The aircraft industry, riding the crest of a war boom, now offers almost unlimited opportunities to the college graduate. But there is always the danger that the bubble will burst.
This is a capsule-sized description of one of the nation's biggest industries, but it is an apt one. For there is no other field except armaments that is so dependent on the country's war economy.
Aircraft companies, swollen with defense contracts, are now hiring any competent college graduate with engineering or scientific training. But pessimists in the field are grimly pointing to the days following World War II when aeronautical engineers were forced to learn the details of wash tub fabrication in order to keep their jobs in a rapidly shrinking industry.
Promising Future
There is a rosier side to this picture, however. It is probable that the United States will not allow her preparedness to fall to such low levels in he foreseeable future. The rapid rate at which airplanes becomes outdated will keep the industry at high strength, say the optimists. Military aircraft are outmoded nowadays before the prototype model rolls out the factory door on the test ramp.
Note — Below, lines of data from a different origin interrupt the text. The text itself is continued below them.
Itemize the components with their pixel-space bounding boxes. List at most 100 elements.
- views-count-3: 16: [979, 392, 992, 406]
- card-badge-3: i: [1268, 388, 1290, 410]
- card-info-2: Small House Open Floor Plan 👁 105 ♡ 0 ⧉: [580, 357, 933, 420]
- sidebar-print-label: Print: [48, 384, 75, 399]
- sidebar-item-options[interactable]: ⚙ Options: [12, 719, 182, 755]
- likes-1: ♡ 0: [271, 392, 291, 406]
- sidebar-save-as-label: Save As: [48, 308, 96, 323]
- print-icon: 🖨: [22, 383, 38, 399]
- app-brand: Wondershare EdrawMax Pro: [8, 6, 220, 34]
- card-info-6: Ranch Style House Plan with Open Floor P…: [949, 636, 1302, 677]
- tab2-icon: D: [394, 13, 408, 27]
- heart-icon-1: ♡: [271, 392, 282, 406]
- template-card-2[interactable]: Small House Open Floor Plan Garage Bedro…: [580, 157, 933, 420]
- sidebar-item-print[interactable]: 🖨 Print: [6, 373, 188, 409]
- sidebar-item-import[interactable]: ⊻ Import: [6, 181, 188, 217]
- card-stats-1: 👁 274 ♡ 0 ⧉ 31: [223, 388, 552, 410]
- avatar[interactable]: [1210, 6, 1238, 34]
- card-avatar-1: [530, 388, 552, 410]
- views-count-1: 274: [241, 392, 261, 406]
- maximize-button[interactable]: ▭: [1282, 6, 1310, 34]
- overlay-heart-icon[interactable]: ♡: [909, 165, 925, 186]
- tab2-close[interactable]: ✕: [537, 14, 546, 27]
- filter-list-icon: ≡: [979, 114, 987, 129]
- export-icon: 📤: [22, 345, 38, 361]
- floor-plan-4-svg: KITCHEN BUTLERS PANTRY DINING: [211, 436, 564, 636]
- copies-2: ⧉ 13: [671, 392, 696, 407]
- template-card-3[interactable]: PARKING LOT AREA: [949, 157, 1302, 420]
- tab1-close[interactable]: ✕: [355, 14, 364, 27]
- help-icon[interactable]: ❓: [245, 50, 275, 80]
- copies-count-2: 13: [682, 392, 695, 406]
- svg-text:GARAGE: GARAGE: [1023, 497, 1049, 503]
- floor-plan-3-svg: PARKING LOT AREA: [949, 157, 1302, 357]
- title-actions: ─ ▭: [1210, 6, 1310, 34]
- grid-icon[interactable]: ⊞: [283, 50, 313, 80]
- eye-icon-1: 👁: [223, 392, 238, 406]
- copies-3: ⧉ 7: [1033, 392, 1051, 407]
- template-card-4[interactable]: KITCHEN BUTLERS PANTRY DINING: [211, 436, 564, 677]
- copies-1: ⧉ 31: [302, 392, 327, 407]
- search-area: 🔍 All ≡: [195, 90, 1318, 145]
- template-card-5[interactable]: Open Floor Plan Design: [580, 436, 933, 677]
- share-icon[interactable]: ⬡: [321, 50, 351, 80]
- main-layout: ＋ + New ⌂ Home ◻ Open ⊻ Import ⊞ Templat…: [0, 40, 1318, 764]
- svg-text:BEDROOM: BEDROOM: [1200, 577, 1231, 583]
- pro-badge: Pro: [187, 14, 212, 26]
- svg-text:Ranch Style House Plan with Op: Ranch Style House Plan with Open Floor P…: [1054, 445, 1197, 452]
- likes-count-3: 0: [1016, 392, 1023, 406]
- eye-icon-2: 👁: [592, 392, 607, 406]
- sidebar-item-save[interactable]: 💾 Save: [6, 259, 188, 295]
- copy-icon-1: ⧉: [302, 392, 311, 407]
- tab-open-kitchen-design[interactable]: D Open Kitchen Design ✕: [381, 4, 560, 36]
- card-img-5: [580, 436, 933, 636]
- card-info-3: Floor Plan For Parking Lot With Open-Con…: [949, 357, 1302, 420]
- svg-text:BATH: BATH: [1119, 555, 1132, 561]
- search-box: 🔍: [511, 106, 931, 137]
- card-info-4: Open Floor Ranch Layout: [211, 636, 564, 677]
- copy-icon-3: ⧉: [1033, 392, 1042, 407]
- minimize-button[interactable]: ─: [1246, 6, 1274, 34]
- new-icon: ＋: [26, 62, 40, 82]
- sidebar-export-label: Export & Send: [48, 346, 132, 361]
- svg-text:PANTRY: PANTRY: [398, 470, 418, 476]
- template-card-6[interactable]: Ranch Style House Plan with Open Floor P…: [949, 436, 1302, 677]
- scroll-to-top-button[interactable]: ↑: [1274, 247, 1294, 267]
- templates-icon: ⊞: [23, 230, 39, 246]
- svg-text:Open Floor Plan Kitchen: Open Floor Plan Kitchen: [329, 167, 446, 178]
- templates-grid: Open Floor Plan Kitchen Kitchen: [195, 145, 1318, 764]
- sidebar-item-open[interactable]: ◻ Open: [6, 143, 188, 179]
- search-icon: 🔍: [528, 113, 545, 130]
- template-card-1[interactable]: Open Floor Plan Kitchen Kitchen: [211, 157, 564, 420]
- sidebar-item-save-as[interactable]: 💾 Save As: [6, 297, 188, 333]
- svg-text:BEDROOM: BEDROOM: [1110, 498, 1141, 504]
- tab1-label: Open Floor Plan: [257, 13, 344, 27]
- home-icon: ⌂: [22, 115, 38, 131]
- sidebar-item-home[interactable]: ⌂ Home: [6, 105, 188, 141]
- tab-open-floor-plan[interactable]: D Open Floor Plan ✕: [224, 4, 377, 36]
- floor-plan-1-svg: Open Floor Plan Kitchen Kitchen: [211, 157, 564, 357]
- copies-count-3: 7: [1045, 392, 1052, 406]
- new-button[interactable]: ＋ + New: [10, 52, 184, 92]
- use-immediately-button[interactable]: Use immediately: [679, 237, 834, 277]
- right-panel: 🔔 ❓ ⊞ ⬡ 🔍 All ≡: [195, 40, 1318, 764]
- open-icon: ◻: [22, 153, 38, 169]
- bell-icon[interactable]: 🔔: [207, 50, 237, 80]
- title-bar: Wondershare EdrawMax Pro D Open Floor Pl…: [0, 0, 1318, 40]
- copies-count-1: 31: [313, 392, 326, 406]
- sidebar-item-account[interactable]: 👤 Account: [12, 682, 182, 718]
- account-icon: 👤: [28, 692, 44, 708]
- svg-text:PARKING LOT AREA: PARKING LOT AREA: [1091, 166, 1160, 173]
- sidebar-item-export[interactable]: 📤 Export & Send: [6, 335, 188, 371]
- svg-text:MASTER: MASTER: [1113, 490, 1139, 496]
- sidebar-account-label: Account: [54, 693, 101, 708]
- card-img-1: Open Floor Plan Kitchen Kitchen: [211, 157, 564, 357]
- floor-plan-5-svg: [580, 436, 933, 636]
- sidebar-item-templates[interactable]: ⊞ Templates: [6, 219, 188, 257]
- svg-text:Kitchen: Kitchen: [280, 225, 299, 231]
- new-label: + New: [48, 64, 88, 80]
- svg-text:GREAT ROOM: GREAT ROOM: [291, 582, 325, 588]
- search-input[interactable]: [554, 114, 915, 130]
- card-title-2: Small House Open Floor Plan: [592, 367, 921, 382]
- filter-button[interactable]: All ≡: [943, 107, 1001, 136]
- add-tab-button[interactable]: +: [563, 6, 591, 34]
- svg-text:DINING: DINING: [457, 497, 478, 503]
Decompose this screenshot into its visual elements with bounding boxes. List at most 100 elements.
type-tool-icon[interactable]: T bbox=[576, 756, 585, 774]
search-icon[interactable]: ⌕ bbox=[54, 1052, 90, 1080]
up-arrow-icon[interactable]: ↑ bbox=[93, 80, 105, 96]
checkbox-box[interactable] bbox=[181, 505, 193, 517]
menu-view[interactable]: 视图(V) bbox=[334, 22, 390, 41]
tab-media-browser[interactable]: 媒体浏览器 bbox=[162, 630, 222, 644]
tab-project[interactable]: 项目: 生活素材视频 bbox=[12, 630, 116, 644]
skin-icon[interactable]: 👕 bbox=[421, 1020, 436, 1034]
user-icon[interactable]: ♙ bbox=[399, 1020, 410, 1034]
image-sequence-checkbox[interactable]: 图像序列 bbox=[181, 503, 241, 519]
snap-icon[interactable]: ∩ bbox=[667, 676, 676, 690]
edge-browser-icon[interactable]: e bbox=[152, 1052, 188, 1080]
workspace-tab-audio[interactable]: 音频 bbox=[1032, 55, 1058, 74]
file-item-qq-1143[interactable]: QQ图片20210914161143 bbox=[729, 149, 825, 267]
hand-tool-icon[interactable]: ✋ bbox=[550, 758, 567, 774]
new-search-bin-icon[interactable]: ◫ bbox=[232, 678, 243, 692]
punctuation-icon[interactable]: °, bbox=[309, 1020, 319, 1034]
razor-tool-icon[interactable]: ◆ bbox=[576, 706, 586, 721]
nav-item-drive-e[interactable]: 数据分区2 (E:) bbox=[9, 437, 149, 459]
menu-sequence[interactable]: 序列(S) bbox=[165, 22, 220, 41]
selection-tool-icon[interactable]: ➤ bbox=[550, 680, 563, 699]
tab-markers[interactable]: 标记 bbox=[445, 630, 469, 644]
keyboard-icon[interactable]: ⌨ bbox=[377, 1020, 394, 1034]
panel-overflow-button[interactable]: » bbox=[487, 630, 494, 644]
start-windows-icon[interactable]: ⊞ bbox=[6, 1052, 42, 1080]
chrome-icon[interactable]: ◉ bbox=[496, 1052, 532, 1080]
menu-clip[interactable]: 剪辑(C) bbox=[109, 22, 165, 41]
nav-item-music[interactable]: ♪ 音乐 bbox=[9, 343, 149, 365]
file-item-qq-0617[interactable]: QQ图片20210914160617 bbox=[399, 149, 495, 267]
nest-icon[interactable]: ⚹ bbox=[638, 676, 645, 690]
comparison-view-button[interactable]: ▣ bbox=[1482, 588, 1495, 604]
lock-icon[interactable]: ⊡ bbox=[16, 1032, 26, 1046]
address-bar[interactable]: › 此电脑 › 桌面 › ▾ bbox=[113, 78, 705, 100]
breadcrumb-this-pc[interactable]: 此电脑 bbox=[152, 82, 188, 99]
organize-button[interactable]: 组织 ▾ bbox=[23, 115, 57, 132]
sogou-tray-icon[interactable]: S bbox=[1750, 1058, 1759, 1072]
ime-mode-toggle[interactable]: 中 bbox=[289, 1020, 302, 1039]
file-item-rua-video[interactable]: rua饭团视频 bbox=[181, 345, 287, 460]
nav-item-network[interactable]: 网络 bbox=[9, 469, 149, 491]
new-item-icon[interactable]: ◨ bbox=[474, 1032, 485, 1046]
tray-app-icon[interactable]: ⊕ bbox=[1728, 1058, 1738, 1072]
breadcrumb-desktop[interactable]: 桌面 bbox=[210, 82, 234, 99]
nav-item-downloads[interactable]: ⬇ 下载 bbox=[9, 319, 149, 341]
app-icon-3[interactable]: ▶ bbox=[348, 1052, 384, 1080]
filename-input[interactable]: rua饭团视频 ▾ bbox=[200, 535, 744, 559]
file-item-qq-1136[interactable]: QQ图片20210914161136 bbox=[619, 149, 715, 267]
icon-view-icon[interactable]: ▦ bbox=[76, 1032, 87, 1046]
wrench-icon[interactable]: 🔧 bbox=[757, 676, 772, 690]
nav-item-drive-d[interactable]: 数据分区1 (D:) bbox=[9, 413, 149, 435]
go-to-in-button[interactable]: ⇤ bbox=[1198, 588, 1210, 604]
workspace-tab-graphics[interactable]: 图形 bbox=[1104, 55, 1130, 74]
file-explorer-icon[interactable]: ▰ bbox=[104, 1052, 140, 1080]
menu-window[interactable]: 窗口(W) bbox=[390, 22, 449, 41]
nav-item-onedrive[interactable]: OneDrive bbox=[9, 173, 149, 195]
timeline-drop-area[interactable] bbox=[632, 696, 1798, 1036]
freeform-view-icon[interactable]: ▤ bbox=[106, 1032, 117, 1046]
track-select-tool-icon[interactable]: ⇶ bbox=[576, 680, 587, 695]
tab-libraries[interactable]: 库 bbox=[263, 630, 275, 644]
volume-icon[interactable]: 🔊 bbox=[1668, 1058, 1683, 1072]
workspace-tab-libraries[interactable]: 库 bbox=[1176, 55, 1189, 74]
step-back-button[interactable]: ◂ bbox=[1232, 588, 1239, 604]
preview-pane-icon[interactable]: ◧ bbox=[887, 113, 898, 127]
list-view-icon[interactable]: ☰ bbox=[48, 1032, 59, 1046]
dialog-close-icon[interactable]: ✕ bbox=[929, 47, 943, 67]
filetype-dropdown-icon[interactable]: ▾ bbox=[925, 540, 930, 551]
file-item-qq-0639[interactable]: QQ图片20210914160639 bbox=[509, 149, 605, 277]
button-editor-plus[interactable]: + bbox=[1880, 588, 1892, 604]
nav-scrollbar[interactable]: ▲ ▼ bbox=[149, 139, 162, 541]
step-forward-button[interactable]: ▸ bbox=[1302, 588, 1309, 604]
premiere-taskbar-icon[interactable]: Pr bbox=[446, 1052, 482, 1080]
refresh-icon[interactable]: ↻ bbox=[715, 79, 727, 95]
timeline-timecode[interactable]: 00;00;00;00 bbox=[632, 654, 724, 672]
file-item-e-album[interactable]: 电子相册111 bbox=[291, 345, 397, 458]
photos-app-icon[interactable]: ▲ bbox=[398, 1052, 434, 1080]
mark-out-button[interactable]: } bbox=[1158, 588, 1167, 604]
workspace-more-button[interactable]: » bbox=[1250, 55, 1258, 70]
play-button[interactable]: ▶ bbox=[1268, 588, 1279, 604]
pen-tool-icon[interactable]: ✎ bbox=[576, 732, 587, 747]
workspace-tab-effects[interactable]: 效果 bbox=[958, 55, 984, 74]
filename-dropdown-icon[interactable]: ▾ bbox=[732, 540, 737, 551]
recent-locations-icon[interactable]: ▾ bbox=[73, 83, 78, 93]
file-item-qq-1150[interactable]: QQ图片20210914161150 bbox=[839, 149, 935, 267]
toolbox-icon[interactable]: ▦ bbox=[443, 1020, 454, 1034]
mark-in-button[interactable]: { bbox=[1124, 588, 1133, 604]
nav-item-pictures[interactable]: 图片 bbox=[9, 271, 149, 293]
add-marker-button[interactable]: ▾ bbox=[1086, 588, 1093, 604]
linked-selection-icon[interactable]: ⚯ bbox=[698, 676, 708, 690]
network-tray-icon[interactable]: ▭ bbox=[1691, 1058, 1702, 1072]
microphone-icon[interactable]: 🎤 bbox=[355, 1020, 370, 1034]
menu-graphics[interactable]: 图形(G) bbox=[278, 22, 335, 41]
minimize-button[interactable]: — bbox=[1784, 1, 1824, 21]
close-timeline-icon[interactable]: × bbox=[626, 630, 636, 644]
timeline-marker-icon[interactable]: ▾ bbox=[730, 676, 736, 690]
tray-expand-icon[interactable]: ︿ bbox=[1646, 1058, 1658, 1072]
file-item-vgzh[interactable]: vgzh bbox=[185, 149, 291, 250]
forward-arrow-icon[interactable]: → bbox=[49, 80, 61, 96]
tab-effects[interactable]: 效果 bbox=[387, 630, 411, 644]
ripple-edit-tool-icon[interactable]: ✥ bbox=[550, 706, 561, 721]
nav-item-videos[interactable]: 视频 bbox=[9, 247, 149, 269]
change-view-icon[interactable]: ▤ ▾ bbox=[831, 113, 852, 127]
The complexity of modern airplanes multiplies as each new model flies faster and further than its predecessor. For this reason, plane manufacturers are hiring men who were never before associated with aviation. Civil engineers, electronics men, and even chemists are eagerly sought after.
Basic Research
A great deal of research is being done today in the most fundamental aspects of science, and not merely in science's applications to the problems of flight. Manufacturers are spending large amounts of money to investigate the basic properties of matter. Much of their work will find no application now, but will only pay dividends in the dim future when machines that fly will no longer be called aircraft but spacecraft.
The applications of atomic energy to the powering of flight presents a great challenge to power plant designers. Space trips will only be science fiction until a means of securing a sustained thrust from light fuels is devised.
In the more immediate future are guided missiles that will strike any corner of the globe under complete control by "pilots" on the ground thousands of miles away. Defense Department officials have hinted that these are already available.
All these facts indicate that the optimists are closer to the truth than the pessimists. The aircraft industry is now becoming stabilized, and increased demands for its products indicate the stabilization process will continue.
Manpower Shortage
Anyway, the fact remains that plane makers and research laboratories, as well as the Air Force and Navy, are hiring more scientists now than ever before. And the shortage of scientific manpower remains as critical as ever.
Graduates with degrees in physics, mathematics, and non-aeronautical forms of engineering are being hired as aeronautical engineers and then being trained in elaborate company training programs.
Within aeronautical engineering itself there are many subdivisions. Each has such distinct requirements that men generally choose one and rarely practice in any of the others. In an aircraft plant these divisions are termed "groups." Each group--for example the design group or the flight test group--contains various levels according to the training, experience, and ability of the group member.